# Carpet snake? Thanks for ID



## headwax (Mar 26, 2015)

Hya,

This fellow is on our deck balustrading 1 story off the ground - must have climbed the tree?
He is living inside the balustrading ? Just saw him this morning - it used to house a yellow bellies tree snake until last year. Saw the yellow belly once a few weeks ago then he vanished. 

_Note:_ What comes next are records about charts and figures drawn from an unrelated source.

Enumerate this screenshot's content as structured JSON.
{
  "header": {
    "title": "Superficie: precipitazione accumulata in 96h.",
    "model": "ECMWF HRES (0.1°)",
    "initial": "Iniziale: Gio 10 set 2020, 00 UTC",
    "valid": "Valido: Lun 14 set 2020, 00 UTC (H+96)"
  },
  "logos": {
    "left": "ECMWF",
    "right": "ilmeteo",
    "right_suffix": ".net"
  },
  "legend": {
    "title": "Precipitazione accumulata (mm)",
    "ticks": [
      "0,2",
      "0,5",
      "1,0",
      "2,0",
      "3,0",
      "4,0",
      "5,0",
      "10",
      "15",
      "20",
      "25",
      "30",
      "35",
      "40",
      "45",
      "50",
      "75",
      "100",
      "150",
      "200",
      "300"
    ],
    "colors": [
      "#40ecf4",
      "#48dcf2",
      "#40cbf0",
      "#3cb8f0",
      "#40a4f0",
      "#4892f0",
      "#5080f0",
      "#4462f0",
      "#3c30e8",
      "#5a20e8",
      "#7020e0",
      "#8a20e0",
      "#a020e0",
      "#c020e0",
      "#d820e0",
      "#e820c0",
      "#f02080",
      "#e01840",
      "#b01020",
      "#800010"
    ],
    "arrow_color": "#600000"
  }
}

Now we have the new snake.









I guess he is a carpet snake but I know nothing about snakes except what I can google.
Thanks for ID - situation is Newcastle NSW on the coastal strip


----------



## Umbral (Mar 26, 2015)

Attachments are invalid.


----------



## Rob (Mar 26, 2015)

Diamond Python. Morelia spilota spilota


----------



## headwax (Mar 26, 2015)

Thank you for that Rob72.! And thanks for fixing the pic  Appreciate your time!

regards

headwax


----------



## arevenant (Mar 26, 2015)

Absolutely gorgeous Diamond.


----------



## Grogshla (Mar 27, 2015)

lovely diamond. So lucky to have one of these cruising around your home!!


----------



## Norm (Mar 28, 2015)

Looks in great condition too, very lucky!


----------



## ronhalling (Aug 5, 2015)

looks more like an intergrade to me  ......................Ron


----------